Angered by the Emir’s rebuff, Lord Lytton now urged the Cabinet to waste no further time and to authorise an immediate declaration of war. But London decided that a final ultimatum should first be presented to the Emir. This warned him that unless, by sundown on November 20, he had apologised in full for his discourtesy in refusing a British mission while welcoming a Russian one, military operations would begin against him forthwith. In the meantime, to exacerbate matters, the Russian Foreign Ministry, which had earlier denied all knowledge of Stolietov’s mission, had come up with a highly unsatisfactory explanation, insisting that it was purely a matter of courtesy and in no way conflicted with their former assurances that Afghanistan lay outside their sphere of influence. It did little to subdue Lytton’s fear of what they were really up to in Afghanistan, or his suspicion that Britain was being made a fool of.

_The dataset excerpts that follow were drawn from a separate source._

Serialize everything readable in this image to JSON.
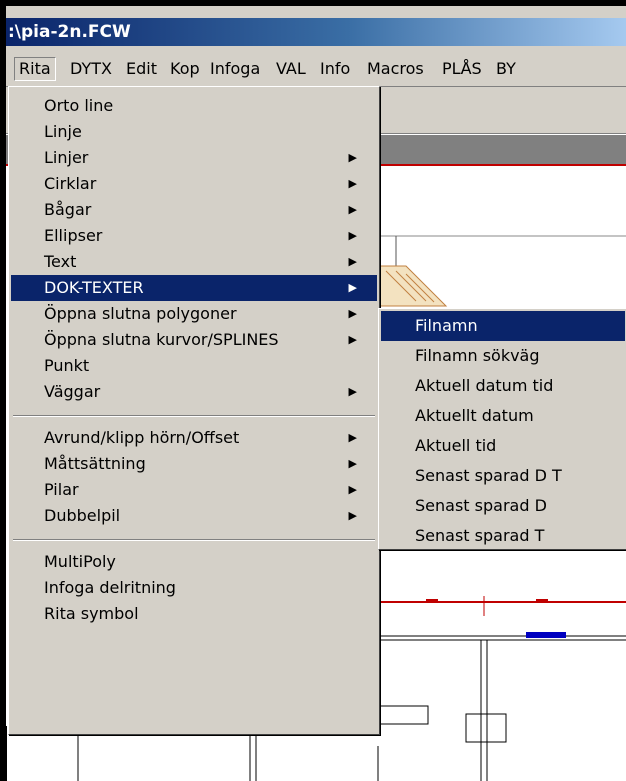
{
  "window": {
    "title": ":\\pia-2n.FCW"
  },
  "menubar": {
    "items": [
      "Rita",
      "DYTX",
      "Edit",
      "Kop",
      "Infoga",
      "VAL",
      "Info",
      "Macros",
      "PLÅS",
      "BY"
    ],
    "active": "Rita"
  },
  "rita_menu": {
    "items": [
      {
        "label": "Orto line",
        "submenu": false
      },
      {
        "label": "Linje",
        "submenu": false
      },
      {
        "label": "Linjer",
        "submenu": true
      },
      {
        "label": "Cirklar",
        "submenu": true
      },
      {
        "label": "Bågar",
        "submenu": true
      },
      {
        "label": "Ellipser",
        "submenu": true
      },
      {
        "label": "Text",
        "submenu": true
      },
      {
        "label": "DOK-TEXTER",
        "submenu": true,
        "highlighted": true
      },
      {
        "label": "Öppna  slutna polygoner",
        "submenu": true
      },
      {
        "label": "Öppna  slutna kurvor/SPLINES",
        "submenu": true
      },
      {
        "label": "Punkt",
        "submenu": false
      },
      {
        "label": "Väggar",
        "submenu": true
      },
      {
        "label": "Avrund/klipp hörn/Offset",
        "submenu": true
      },
      {
        "label": "Måttsättning",
        "submenu": true
      },
      {
        "label": "Pilar",
        "submenu": true
      },
      {
        "label": "Dubbelpil",
        "submenu": true
      },
      {
        "label": "MultiPoly",
        "submenu": false
      },
      {
        "label": "Infoga delritning",
        "submenu": false
      },
      {
        "label": "Rita symbol",
        "submenu": false
      }
    ]
  },
  "dok_texter_submenu": {
    "items": [
      {
        "label": "Filnamn",
        "highlighted": true
      },
      {
        "label": "Filnamn  sökväg"
      },
      {
        "label": "Aktuell datum  tid"
      },
      {
        "label": "Aktuellt datum"
      },
      {
        "label": "Aktuell tid"
      },
      {
        "label": "Senast sparad D  T"
      },
      {
        "label": "Senast sparad D"
      },
      {
        "label": "Senast sparad T"
      }
    ]
  },
  "colors": {
    "highlight": "#0a246a",
    "menu_bg": "#d4d0c8",
    "title_bar": "#0a246a"
  }
}
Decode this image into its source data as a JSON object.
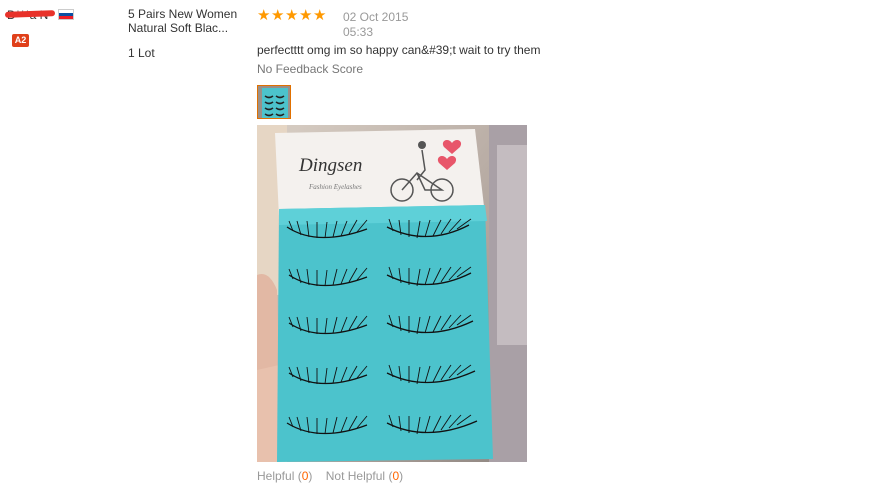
{
  "buyer": {
    "name": "D***a N",
    "level_badge": "A2",
    "flag_colors": [
      "#ffffff",
      "#0b4ea2",
      "#ee1c25"
    ]
  },
  "product": {
    "title": "5 Pairs New Women Natural Soft Blac...",
    "quantity": "1 Lot"
  },
  "review": {
    "rating": 5,
    "star_glyph": "★",
    "date": "02 Oct 2015",
    "time": "05:33",
    "text": "perfectttt omg im so happy can&#39;t wait to try them",
    "feedback_score": "No Feedback Score"
  },
  "photo": {
    "brand_text": "Dingsen",
    "subtitle_text": "Fashion Eyelashes"
  },
  "actions": {
    "helpful_label": "Helpful",
    "helpful_count": "0",
    "not_helpful_label": "Not Helpful",
    "not_helpful_count": "0"
  },
  "colors": {
    "star": "#ff9900",
    "count": "#ff6600",
    "badge": "#e0401a",
    "tray": "#4cc3cc"
  }
}
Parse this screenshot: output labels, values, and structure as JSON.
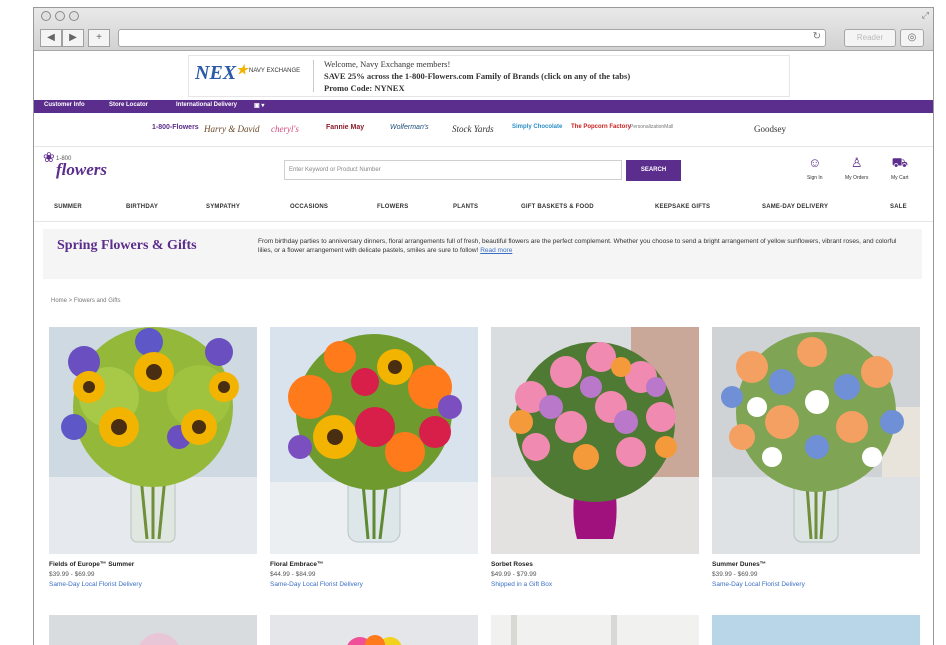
{
  "promo": {
    "logo": "NEX",
    "logo_sub": "NAVY EXCHANGE",
    "line1": "Welcome, Navy Exchange members!",
    "line2": "SAVE 25% across the 1-800-Flowers.com Family of Brands (click on any of the tabs)",
    "line3": "Promo Code: NYNEX"
  },
  "top_bar": {
    "customer_info": "Customer Info",
    "store_locator": "Store Locator",
    "international": "International Delivery"
  },
  "brands": [
    "1-800-Flowers",
    "Harry & David",
    "cheryl's",
    "Fannie May",
    "Wolferman's",
    "Stock Yards",
    "Simply Chocolate",
    "The Popcorn Factory",
    "PersonalizationMall",
    "Goodsey"
  ],
  "header": {
    "logo_small": "1-800",
    "logo_text": "flowers",
    "search_placeholder": "Enter Keyword or Product Number",
    "search_button": "SEARCH",
    "sign_in": "Sign In",
    "my_orders": "My Orders",
    "cart": "My Cart"
  },
  "categories": [
    "SUMMER",
    "BIRTHDAY",
    "SYMPATHY",
    "OCCASIONS",
    "FLOWERS",
    "PLANTS",
    "GIFT BASKETS & FOOD",
    "KEEPSAKE GIFTS",
    "SAME-DAY DELIVERY",
    "SALE"
  ],
  "intro": {
    "title": "Spring Flowers & Gifts",
    "text": "From birthday parties to anniversary dinners, floral arrangements full of fresh, beautiful flowers are the perfect complement. Whether you choose to send a bright arrangement of yellow sunflowers, vibrant roses, and colorful lilies, or a flower arrangement with delicate pastels, smiles are sure to follow!",
    "read_more": "Read more"
  },
  "breadcrumb": "Home  >  Flowers and Gifts",
  "products": [
    {
      "name": "Fields of Europe™ Summer",
      "price": "$39.99 - $69.99",
      "delivery": "Same-Day Local Florist Delivery"
    },
    {
      "name": "Floral Embrace™",
      "price": "$44.99 - $84.99",
      "delivery": "Same-Day Local Florist Delivery"
    },
    {
      "name": "Sorbet Roses",
      "price": "$49.99 - $79.99",
      "delivery": "Shipped in a Gift Box"
    },
    {
      "name": "Summer Dunes™",
      "price": "$39.99 - $69.99",
      "delivery": "Same-Day Local Florist Delivery"
    }
  ]
}
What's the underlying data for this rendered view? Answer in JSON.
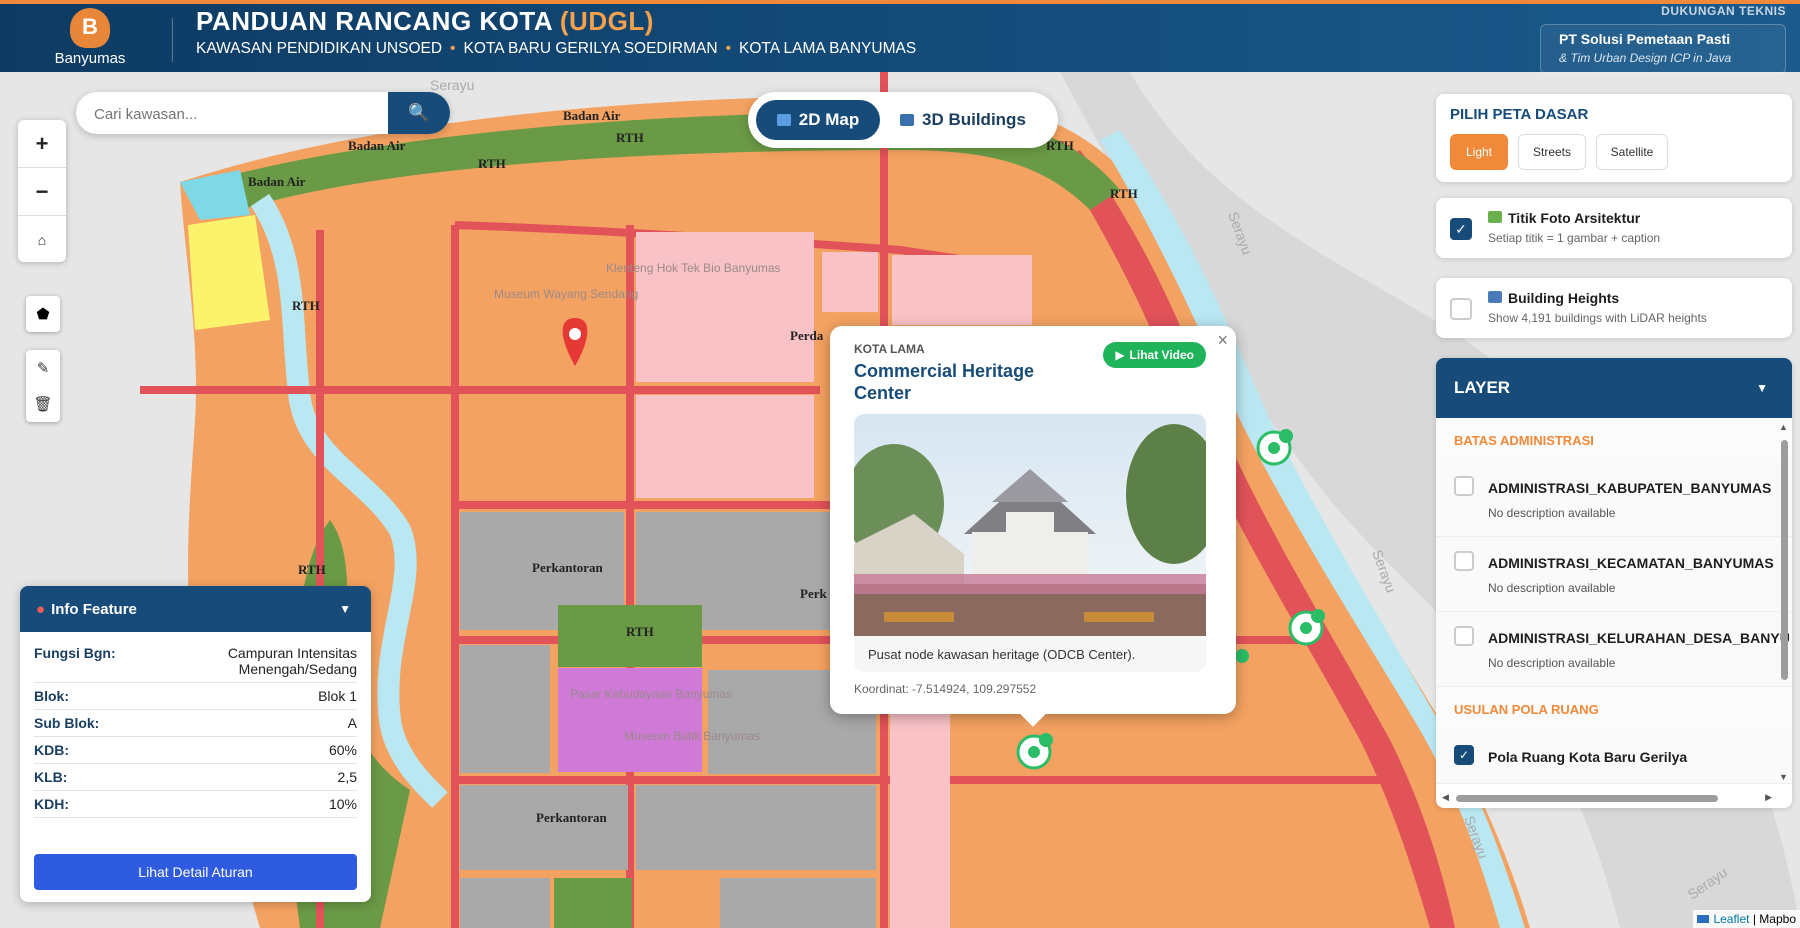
{
  "header": {
    "logo_text": "Banyumas",
    "logo_letter": "B",
    "title_main": "PANDUAN RANCANG KOTA ",
    "title_accent": "(UDGL)",
    "areas": [
      "KAWASAN PENDIDIKAN UNSOED",
      "KOTA BARU GERILYA SOEDIRMAN",
      "KOTA LAMA BANYUMAS"
    ],
    "separator": "•",
    "support_label": "DUKUNGAN TEKNIS",
    "support_name": "PT Solusi Pemetaan Pasti",
    "support_sub": "& Tim Urban Design ICP in Java"
  },
  "search": {
    "placeholder": "Cari kawasan...",
    "icon": "search-icon"
  },
  "view_toggle": {
    "map2d_label": "2D Map",
    "buildings3d_label": "3D Buildings",
    "active": "2D Map"
  },
  "zoom": {
    "in": "+",
    "out": "−",
    "home": "⌂"
  },
  "draw_tools": {
    "polygon": "⬟",
    "edit": "✎",
    "delete": "🗑"
  },
  "map_labels": {
    "road_badan_air": "Badan Air",
    "road_rth": "RTH",
    "perda": "Perda",
    "perkantoran": "Perkantoran",
    "perk": "Perk",
    "serayu": "Serayu",
    "faint_1": "Museum Wayang Sendang",
    "faint_2": "Klenteng Hok Tek Bio Banyumas",
    "faint_3": "Pasar Kebudayaan Banyumas",
    "faint_4": "Museum Batik Banyumas"
  },
  "info_feature": {
    "title": "Info Feature",
    "rows": [
      {
        "k": "Fungsi Bgn:",
        "v": "Campuran Intensitas Menengah/Sedang"
      },
      {
        "k": "Blok:",
        "v": "Blok 1"
      },
      {
        "k": "Sub Blok:",
        "v": "A"
      },
      {
        "k": "KDB:",
        "v": "60%"
      },
      {
        "k": "KLB:",
        "v": "2,5"
      },
      {
        "k": "KDH:",
        "v": "10%"
      }
    ],
    "button": "Lihat Detail Aturan"
  },
  "popup": {
    "category": "KOTA LAMA",
    "title": "Commercial Heritage Center",
    "video_button": "Lihat Video",
    "caption": "Pusat node kawasan heritage (ODCB Center).",
    "coordinates": "Koordinat: -7.514924, 109.297552",
    "close": "×"
  },
  "basemap": {
    "title": "PILIH PETA DASAR",
    "options": [
      "Light",
      "Streets",
      "Satellite"
    ],
    "selected": "Light"
  },
  "photo_points": {
    "title": "Titik Foto Arsitektur",
    "subtitle": "Setiap titik = 1 gambar + caption",
    "checked": true
  },
  "building_heights": {
    "title": "Building Heights",
    "subtitle": "Show 4,191 buildings with LiDAR heights",
    "checked": false
  },
  "layers": {
    "title": "LAYER",
    "sections": [
      {
        "name": "BATAS ADMINISTRASI",
        "items": [
          {
            "name": "ADMINISTRASI_KABUPATEN_BANYUMAS",
            "desc": "No description available",
            "checked": false
          },
          {
            "name": "ADMINISTRASI_KECAMATAN_BANYUMAS",
            "desc": "No description available",
            "checked": false
          },
          {
            "name": "ADMINISTRASI_KELURAHAN_DESA_BANYU",
            "desc": "No description available",
            "checked": false
          }
        ]
      },
      {
        "name": "USULAN POLA RUANG",
        "items": [
          {
            "name": "Pola Ruang Kota Baru Gerilya",
            "desc": "",
            "checked": true
          }
        ]
      }
    ]
  },
  "attribution": {
    "leaflet": "Leaflet",
    "sep": "|",
    "mapbox": "Mapbo"
  },
  "colors": {
    "header": "#174c7a",
    "accent": "#f08a3a",
    "mixed_use": "#f4a261",
    "commercial_pink": "#f9c2c6",
    "office_grey": "#a9a9a9",
    "green_space": "#6a9a45",
    "road": "#e15259",
    "river": "#9fdce8",
    "heritage_purple": "#d07ad8",
    "yellow_zone": "#fbf36b"
  }
}
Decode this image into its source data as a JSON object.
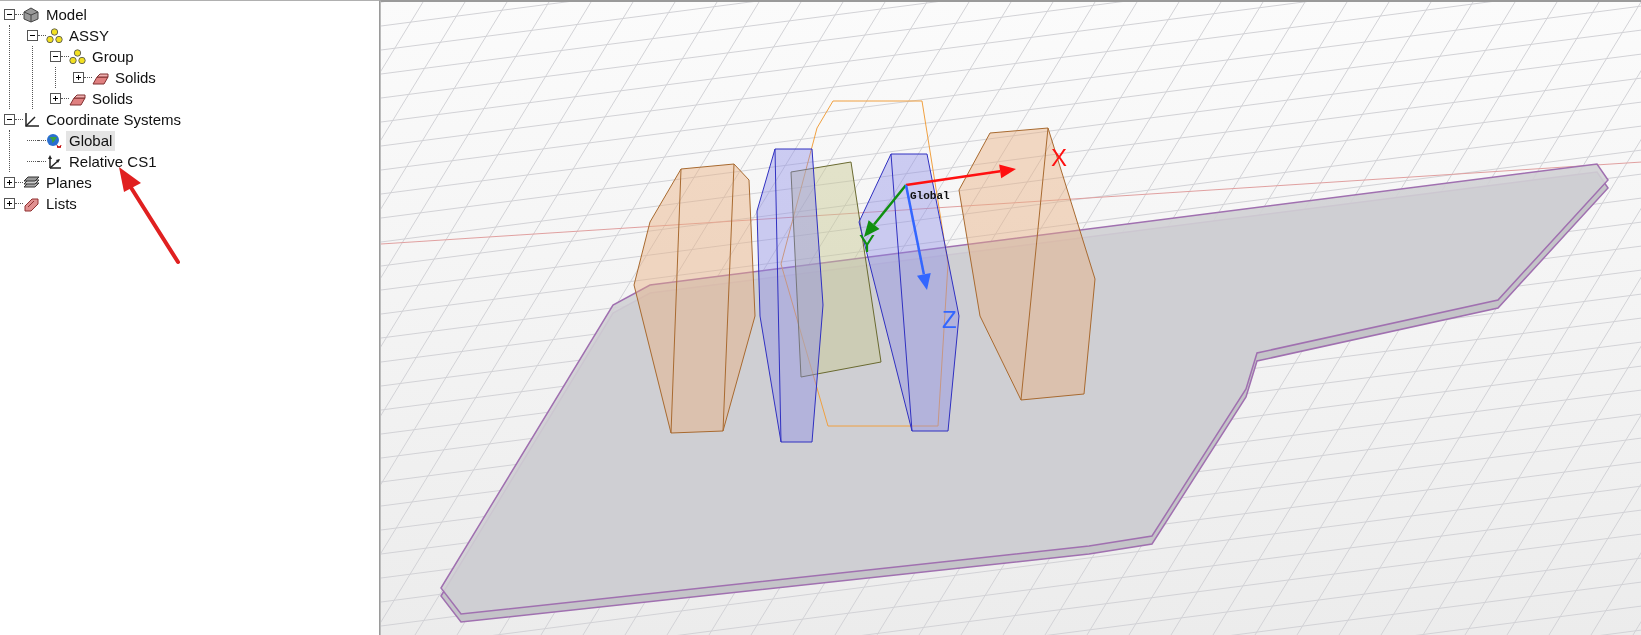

By the time the ultimatum to Sher Ali expired on November 20, no answer had been received from him. The following day three columns of British troops began their advance on Kabul. Ten days later a letter arrived from the Emir agreeing to the dispatch of a British mission. But it failed to offer the apology also demanded by the Viceroy. Anyway it was far too late now, for the Second Afghan War had already begun. Lytton was determined to teach the Emir a lesson he would not easily forget, and at the same time make it perfectly clear to St Petersburg that Britain would tolerate no rivals in Afghanistan.